On Thursday, The Wall Street Journal reported that the utility, which provides power to 95% of the state’s residents, has been talking to companies that specialize in restructuring, implying that declaring bankruptcy could be considered as a solution to mounting legal expenses.

The report comes two days after S&P Global downgraded Hawaiian Electric and all of its subsidiaries to BB-.

A BB- rating is considered below investment grade — commonly known as “junk.”

A company spokesperson told CNN on Thursday afternoon that HEI does not comment on pending litigation or its stock price.

Later Thursday, the spokesperson said that “like any company in this situation would do, and as we do in the normal course of business, we are seeking advice from experts — the goal is not to restructure the company but to endure as a financially strong utility that Maui and this state need.”

Taylor Swift is taking the US economy by storm, and she’s padding her own coffers as well.

The tour could gross $2.2 billion in North American ticket sales alone, according to August survey data from research firm QuestionPro provided to CNN exclusively. That unprecedented total represents primary ticket sales for the US shows that Swift just concluded in Los Angeles, plus a second North American leg coming next year, report my colleagues Krystal Hur and Bryan Mena.
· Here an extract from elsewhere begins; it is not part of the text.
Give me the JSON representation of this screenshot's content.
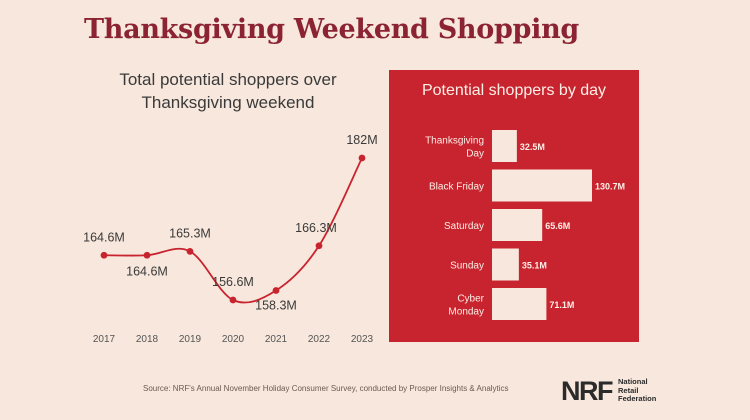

The average price of pre-sale and first sale ticket purchases was $455.78, and Swift has 68 shows total in North America. The survey did not take into account whether respondents bought one ticket or multiple tickets.

The average attendance per show was 72,459, accounting for closed off areas and floor seats, according to QuestionPro data.

That comes to $2.2 billion — and that would make “Eras” the highest-grossing tour ever. Elton John’s “Farewell Yellow Brick Road” tour was the previous record holder, grossing over $887 million from 2018 to 2023, according to Larry Miller, director of the music business program at New York University Steinhardt.